Most analytical questions resolve at Tier 1 — zero raw data leaves the machine, and the freed context goes to reasoning rather than data shuffling.

Data sources shipped today

  • csv_dir — a local directory of per-subject CSV files; cohort summary + a force-decline fatigue diagnostic
  • matlab_file — MATLAB .mat binary exports (v5/v6/v7.2; requires the [matlab] extra)
  • redcap — REDCap CSV/JSON exports with built-in PHI scrubbing driven by the project_metadata.csv data dictionary
  • running — a Strava API wrapper, shipped as a worked example of the extension pattern, not as the headline use case
  • template — a runnable starting point: copy, rename, wrap your own source

Adding a source means copying children/template/ and implementing five things (domain / display_name, consent_info, tool_definitions with tiers, execute(), estimate_cost()); your source inherits the full governance pipeline. children/csv_dir/ is a complete second worked example.

Who it's for

Good fit: researchers and RSEs building LLM-assisted analysis where data governance, audit trails, or reproducibility matter; teams wiring structured sources into Claude Desktop or any MCP client and wanting server-side computation over raw-data prompts; anyone who needs a local-first setup.

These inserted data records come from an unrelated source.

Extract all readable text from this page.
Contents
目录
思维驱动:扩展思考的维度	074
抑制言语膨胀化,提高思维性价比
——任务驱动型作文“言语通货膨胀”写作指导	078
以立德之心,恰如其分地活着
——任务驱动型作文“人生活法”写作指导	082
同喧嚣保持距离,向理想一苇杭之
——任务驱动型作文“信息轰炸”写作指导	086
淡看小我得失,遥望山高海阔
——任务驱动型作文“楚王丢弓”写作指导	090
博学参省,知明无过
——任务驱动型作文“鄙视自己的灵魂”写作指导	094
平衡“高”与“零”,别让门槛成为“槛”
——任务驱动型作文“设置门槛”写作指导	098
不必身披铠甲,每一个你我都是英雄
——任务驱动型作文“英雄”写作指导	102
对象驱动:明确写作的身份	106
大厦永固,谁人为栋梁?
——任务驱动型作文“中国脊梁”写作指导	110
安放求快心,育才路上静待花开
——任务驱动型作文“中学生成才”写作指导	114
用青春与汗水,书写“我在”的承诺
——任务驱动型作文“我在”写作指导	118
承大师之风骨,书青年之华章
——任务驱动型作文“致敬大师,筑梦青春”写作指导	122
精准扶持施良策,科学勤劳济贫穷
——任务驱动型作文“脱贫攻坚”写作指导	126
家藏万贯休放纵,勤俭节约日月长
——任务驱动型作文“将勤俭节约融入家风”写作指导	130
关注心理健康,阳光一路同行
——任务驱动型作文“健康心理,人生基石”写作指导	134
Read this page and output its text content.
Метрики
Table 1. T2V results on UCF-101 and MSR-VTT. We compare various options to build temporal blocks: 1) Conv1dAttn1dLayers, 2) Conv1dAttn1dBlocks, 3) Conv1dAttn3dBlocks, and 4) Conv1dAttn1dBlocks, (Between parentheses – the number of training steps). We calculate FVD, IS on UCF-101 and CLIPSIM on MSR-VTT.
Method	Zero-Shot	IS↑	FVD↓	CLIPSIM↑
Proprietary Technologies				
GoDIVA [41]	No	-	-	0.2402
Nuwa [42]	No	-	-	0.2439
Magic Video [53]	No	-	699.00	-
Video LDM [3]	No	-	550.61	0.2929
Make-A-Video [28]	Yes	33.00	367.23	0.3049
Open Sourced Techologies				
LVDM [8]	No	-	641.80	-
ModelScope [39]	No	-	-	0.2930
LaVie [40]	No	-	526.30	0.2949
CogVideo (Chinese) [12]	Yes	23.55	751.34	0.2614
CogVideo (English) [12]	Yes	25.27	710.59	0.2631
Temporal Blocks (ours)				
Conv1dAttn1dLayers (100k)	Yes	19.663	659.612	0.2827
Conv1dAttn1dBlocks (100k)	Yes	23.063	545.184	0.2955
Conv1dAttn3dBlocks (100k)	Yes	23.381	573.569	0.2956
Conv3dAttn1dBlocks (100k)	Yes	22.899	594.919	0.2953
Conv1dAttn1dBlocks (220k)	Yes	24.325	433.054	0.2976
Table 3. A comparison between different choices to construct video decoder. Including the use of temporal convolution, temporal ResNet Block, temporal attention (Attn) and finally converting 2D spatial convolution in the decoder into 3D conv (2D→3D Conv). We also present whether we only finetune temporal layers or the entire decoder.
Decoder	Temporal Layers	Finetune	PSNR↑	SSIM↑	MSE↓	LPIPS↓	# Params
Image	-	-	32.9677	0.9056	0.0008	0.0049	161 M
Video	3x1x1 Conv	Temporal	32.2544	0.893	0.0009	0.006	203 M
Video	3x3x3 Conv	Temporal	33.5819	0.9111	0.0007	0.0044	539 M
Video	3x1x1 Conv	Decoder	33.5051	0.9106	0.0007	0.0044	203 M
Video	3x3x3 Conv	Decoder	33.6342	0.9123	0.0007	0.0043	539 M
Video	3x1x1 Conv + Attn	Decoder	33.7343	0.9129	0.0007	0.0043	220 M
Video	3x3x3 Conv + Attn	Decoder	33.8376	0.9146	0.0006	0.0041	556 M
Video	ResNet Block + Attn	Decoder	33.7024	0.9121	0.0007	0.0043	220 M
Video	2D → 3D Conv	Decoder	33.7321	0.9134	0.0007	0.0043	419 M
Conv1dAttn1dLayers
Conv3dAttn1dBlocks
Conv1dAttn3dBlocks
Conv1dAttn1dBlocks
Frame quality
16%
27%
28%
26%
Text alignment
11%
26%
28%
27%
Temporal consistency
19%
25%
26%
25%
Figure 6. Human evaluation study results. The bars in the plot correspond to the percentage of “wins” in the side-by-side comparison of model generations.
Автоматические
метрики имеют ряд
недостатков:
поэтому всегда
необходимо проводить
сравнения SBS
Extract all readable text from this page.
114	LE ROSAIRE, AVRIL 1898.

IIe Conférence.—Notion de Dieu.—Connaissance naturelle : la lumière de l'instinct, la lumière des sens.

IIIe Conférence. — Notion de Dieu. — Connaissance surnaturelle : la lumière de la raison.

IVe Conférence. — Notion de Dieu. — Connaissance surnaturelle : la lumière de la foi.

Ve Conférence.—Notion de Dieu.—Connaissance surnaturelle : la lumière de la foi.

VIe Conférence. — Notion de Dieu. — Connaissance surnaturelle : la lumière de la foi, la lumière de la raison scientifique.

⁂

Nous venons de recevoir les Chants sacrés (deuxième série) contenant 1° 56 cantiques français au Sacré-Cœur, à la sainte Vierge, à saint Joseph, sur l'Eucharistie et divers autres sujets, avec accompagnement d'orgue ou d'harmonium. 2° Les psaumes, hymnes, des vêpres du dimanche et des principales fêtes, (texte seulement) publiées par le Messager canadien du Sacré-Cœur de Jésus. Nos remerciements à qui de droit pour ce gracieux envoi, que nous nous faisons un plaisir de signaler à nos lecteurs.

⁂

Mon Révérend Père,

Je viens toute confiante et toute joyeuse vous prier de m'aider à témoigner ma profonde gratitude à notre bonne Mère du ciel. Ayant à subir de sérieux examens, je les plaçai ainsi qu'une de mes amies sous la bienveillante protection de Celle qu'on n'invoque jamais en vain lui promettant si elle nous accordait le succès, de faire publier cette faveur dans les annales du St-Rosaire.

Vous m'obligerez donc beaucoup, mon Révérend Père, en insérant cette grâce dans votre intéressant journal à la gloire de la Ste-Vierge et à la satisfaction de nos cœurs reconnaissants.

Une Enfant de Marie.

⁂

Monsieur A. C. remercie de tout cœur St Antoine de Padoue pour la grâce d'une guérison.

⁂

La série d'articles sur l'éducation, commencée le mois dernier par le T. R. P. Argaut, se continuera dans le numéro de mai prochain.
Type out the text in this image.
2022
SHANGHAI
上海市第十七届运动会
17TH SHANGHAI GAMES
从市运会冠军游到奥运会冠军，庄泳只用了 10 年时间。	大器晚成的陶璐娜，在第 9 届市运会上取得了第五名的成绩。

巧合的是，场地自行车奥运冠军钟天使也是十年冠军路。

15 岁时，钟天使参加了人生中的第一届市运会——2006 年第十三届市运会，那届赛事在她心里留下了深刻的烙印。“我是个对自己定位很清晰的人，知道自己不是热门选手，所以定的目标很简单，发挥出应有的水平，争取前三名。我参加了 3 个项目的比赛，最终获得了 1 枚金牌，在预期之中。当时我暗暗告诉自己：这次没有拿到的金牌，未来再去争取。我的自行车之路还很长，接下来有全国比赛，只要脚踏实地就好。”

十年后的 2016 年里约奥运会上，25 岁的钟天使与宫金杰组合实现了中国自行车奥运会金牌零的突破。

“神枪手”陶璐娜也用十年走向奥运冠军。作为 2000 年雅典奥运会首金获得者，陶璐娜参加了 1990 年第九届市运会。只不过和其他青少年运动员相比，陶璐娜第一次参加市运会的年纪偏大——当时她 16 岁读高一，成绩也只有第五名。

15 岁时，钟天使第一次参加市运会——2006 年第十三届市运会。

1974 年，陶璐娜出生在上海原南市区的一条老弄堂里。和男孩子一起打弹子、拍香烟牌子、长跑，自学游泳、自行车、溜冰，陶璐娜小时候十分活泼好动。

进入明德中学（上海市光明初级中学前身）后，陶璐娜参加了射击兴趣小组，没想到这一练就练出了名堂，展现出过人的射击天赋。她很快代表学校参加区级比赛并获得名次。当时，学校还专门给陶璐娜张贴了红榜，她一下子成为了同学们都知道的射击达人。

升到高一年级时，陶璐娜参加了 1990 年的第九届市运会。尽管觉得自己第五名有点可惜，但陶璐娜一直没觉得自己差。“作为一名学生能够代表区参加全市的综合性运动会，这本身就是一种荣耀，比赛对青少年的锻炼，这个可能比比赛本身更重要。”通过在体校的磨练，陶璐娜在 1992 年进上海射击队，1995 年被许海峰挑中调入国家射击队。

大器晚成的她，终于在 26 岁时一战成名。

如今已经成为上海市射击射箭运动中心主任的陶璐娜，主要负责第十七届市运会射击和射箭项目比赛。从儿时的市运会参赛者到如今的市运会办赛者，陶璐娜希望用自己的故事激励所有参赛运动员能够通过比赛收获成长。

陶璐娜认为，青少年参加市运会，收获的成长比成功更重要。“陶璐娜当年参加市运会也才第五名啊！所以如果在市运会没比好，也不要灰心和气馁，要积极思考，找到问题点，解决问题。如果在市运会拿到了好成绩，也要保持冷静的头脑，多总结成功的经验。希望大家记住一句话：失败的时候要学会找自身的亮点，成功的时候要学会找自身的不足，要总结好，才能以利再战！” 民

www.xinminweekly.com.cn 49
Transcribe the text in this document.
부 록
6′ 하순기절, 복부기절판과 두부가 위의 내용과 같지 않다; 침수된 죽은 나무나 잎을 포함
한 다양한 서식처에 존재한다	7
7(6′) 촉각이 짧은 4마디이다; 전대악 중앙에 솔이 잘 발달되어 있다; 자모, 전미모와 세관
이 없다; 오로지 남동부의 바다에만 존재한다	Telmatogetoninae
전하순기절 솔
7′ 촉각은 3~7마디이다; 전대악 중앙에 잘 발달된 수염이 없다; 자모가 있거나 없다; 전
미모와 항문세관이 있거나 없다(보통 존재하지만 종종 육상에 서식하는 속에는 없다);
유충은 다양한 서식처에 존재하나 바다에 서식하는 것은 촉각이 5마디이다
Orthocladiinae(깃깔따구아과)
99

Not a good fit: clinical decision-support or regulatory-compliance deployments (this is research infrastructure, not a validated clinical tool); hosted/cloud workflows (the architecture is deliberately local-first); projects requiring an independent security audit (solo-maintainer project, no external review yet).

Status

Validated on Windows 11 (Microsoft Store Claude Desktop) and macOS. Cross-client round-trip confirmed with Cline; any MCP-compliant client works without bespoke accommodation. CI matrix: Ubuntu · Windows · macOS × Python 3.10–3.12. Community validation is ongoing — issues and reports welcome.

Project

License

AGPL-3.0-or-later (v9.0.0 onward; releases through v8.0.0 remain Apache-2.0 for prior recipients). For local-first use — the framework's primary deployment shape — the AGPL network-trigger clause rarely fires, so it adds minimal friction for individual researchers and institutional installs. It exists as a structural lever against extractive cloud reuse: a hosted "Tailor as a service" fork must publish its modifications.